TO DEED OF TRUST, SECURITY AGREEMENT AND FIXTURE FILING

 

LEASING GUIDELINES

 

Leasing Guidelines” shall mean the guidelines reasonably approved in writing by Beneficiary, from time to time, with respect to the leasing of the Property.

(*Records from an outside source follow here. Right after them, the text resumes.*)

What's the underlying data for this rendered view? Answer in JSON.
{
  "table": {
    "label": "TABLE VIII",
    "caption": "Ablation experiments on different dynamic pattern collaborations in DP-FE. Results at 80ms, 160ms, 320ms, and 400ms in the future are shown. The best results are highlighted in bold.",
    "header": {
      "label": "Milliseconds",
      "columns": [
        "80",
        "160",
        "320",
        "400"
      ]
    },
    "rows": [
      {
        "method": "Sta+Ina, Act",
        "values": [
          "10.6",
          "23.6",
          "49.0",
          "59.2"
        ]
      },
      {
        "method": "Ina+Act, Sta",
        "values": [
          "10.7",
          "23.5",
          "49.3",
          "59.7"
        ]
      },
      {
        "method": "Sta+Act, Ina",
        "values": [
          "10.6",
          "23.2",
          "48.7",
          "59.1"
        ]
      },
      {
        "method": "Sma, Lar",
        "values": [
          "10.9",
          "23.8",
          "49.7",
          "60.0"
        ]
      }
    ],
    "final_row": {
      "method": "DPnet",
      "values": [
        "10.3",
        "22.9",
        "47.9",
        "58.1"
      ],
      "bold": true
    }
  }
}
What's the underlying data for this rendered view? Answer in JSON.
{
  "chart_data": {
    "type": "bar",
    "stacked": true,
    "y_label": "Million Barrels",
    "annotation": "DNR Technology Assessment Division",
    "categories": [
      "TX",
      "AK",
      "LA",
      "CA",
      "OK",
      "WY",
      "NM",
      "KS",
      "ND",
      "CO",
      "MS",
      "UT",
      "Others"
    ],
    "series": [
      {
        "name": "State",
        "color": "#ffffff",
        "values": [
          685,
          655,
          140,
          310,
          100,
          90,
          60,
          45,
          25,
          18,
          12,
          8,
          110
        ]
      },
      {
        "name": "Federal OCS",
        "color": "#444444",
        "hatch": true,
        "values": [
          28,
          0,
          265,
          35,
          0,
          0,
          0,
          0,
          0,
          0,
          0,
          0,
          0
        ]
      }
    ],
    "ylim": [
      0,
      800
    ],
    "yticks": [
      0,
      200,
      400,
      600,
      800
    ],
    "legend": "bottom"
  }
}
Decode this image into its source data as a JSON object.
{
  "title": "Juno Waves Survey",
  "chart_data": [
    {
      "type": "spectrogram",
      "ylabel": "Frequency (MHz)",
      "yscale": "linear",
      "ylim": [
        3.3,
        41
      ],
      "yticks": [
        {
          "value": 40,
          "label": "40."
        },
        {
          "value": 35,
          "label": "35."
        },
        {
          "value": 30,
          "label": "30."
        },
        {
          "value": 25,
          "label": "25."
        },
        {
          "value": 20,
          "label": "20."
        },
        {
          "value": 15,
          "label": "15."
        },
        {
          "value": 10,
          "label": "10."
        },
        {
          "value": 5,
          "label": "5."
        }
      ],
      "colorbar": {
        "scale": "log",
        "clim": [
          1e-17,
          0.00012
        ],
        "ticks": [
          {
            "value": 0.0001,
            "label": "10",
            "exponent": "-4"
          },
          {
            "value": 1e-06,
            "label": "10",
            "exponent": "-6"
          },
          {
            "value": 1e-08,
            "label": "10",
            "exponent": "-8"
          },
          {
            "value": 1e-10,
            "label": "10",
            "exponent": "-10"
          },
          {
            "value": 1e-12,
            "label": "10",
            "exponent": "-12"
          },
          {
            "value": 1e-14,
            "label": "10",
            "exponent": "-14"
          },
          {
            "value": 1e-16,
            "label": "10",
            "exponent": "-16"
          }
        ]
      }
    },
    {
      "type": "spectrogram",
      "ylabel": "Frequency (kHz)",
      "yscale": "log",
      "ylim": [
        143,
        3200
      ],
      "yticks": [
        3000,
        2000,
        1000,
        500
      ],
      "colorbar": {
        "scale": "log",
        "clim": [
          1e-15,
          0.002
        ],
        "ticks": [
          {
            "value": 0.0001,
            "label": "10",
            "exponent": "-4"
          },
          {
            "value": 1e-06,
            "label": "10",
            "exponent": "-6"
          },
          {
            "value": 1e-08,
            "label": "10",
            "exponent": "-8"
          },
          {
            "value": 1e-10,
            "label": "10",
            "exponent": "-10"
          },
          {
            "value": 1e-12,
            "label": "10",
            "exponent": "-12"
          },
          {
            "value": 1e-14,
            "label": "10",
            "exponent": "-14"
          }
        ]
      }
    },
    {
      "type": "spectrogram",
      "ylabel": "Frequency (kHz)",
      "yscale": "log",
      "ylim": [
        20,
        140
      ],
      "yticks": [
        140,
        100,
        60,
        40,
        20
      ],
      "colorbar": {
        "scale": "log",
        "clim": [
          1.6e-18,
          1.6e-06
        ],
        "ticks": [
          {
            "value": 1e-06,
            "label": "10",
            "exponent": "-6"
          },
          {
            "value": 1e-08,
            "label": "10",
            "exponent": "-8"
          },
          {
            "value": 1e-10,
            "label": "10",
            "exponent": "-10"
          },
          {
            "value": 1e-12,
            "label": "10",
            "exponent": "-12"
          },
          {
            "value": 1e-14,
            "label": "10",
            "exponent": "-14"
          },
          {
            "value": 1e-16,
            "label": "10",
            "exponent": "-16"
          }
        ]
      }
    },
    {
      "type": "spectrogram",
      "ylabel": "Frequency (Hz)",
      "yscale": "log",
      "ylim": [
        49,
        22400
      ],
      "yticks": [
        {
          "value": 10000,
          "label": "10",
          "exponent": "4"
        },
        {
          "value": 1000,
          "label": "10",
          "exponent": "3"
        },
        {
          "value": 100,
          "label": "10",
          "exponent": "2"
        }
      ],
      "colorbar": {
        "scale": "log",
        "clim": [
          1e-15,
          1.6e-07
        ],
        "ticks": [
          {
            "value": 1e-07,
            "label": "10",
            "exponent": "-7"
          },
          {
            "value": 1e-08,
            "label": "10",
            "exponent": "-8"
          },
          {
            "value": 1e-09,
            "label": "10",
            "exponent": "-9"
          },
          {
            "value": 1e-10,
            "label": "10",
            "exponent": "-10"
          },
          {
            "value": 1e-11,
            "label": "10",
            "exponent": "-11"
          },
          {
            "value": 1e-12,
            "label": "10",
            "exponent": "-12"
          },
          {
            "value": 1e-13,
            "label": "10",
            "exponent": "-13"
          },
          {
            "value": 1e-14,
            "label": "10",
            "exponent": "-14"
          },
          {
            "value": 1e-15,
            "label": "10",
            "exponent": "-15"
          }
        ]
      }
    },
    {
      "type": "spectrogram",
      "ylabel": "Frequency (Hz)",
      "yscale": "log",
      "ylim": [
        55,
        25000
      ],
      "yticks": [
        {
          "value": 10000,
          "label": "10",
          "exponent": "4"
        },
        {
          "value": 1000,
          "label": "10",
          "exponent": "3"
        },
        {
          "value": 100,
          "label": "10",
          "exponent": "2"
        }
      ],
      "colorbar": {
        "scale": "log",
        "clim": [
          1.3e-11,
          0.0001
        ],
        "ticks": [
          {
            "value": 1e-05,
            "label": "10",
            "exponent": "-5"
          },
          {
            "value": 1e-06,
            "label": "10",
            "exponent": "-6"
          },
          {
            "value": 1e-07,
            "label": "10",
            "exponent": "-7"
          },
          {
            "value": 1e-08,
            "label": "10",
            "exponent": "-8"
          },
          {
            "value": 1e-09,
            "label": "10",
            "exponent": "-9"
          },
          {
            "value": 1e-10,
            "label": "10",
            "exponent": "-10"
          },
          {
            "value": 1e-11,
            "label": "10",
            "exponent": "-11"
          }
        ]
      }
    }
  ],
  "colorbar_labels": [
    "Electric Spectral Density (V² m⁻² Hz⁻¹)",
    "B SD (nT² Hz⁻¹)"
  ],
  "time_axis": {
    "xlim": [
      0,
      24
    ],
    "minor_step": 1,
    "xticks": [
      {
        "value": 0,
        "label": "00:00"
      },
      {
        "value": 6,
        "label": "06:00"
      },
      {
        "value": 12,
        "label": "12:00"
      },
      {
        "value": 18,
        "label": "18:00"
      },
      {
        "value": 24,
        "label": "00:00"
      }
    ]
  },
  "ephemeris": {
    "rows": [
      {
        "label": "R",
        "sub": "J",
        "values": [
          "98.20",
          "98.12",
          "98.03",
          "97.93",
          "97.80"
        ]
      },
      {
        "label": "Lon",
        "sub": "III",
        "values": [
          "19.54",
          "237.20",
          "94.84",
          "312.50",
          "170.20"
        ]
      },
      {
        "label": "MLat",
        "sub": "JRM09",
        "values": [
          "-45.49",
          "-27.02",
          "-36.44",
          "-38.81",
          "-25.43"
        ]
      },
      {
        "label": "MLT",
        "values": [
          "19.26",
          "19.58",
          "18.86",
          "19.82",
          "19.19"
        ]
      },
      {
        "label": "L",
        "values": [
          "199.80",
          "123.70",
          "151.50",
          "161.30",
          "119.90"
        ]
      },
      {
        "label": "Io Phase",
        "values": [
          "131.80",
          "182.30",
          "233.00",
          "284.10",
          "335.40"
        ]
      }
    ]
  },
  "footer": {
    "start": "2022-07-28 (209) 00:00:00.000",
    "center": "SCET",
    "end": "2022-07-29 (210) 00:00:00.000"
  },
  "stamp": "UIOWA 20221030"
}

The following are the initial Leasing Guidelines:

 

(a) All Leases shall be on the standard form of lease reasonably approved by Beneficiary in writing, subject to Customary Negotiated Modifications;

 

(b) All Leases shall have an initial term of not more than 13 years;

 

(c) None of the Leases shall have an initial premises of more than two full floors (or equivalent square footage) nor a total potential premises (including expansion options) of more than three full floors (or equivalent square footage);

 

(d) All Leases shall have an annual minimum rent payable at least equal to the then prevailing market rental rate for Comparable Leases.

 

(e) No Leases shall be entered into if there is an Event of Default under any of the Loan Documents; and

 

(f) All payments of rent, additional rent or any other amounts due from a tenant to a landlord under any Lease shall be made in money of the United States of America that at the time of payment shall be legal tender for the payment of all obligations.

 

Customary Negotiated Modifications” shall mean modifications (other than with respect to mortgagee protection provisions) negotiated on a case-by-case basis with specific tenants that are customary in the market for Comparable Leases.

 

Comparable Leases” means leases in first class office buildings in the downtown submarket of Los Angeles, California, similar in context to the subject Lease, including without limitation, with respect to any rent concessions, free rent or tenant improvements, size and creditworthiness and bargaining power of the prospective tenant and location, view and height of the space covered by a proposed Lease.